Rio’s Olympic Infrastructure

  • 14 different venues have been built for the event.
  • Brazil is estimated to have spent $6.7 billion on the venues, the bulk of this on the main Olympic Park which is over 44 acres.
  • Rio’s subway was extended 1kilometresrs to accommodate an additional 300,000 people each day.
  • The Olympic Village was built on 185 acres and can hold 17,700 beds in three-and-four bedroom apartments.
  • The Olympic Tennis Central can seat 10,000 spectators.

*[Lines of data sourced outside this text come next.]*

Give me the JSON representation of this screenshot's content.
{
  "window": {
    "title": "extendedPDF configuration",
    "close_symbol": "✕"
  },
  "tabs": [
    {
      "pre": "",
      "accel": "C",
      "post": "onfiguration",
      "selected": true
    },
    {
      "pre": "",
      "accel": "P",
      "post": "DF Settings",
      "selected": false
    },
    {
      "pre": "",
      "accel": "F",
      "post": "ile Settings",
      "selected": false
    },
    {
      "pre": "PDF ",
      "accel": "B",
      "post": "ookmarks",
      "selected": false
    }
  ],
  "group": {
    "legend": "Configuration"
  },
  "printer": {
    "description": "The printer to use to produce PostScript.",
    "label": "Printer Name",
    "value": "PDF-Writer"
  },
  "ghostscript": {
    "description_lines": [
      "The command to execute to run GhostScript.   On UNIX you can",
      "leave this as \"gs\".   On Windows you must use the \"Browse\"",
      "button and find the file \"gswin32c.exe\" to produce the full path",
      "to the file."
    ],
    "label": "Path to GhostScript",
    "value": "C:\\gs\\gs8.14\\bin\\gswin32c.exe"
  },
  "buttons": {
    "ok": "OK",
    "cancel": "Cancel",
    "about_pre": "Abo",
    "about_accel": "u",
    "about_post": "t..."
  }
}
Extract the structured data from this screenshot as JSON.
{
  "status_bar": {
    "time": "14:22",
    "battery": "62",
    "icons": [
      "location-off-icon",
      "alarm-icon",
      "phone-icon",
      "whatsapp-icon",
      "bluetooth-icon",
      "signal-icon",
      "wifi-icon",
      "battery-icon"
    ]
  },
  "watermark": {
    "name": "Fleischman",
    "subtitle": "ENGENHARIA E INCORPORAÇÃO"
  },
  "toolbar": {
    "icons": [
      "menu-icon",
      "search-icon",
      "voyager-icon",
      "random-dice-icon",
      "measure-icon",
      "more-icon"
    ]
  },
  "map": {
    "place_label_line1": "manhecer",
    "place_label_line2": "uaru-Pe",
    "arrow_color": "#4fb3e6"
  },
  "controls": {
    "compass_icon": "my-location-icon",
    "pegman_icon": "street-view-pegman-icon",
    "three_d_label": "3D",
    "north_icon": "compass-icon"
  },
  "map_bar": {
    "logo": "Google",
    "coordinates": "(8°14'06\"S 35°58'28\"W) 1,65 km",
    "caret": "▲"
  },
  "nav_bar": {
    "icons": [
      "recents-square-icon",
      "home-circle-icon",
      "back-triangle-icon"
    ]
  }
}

With small courts outside being able to hold between 250 and 5000 people.
  • Rio’s public transport system has created a “high-performance transport ring“; this includes renovation of the train system, expansion of the subway and metro, and four new bus-rapid-transit lines (BRT).

Engineering the Olympics Legacy

  • Once the Olympics are over on August 21st, Rio’s public transport system will be able to serve 66% of the population (against 38% before the Olympics).
  • The new 16km metro will connect the Ipanema neighbourhood with Barra district, cutting at 2 hour car journey down to 13 minutes.
  • The new metro line is estimated to take 2,000 cars off the road.
  • Each bus on the BRT  should remove the 126 cards.
  • The Golf course will become Brazils first public golf facility.
  • Deodoro Park, the big hub of the Games, will be opened to the public benefitting one of Rio’s poorest areas.
  • The handball arena will be dismantled and rebuilt into four public schools.
  • The Olympic Aquatic Sports Centre will become two swimming centres.
  • One of the Olympic Gymnasium’s will become an experimental sports school, the other an high-level sports training centre.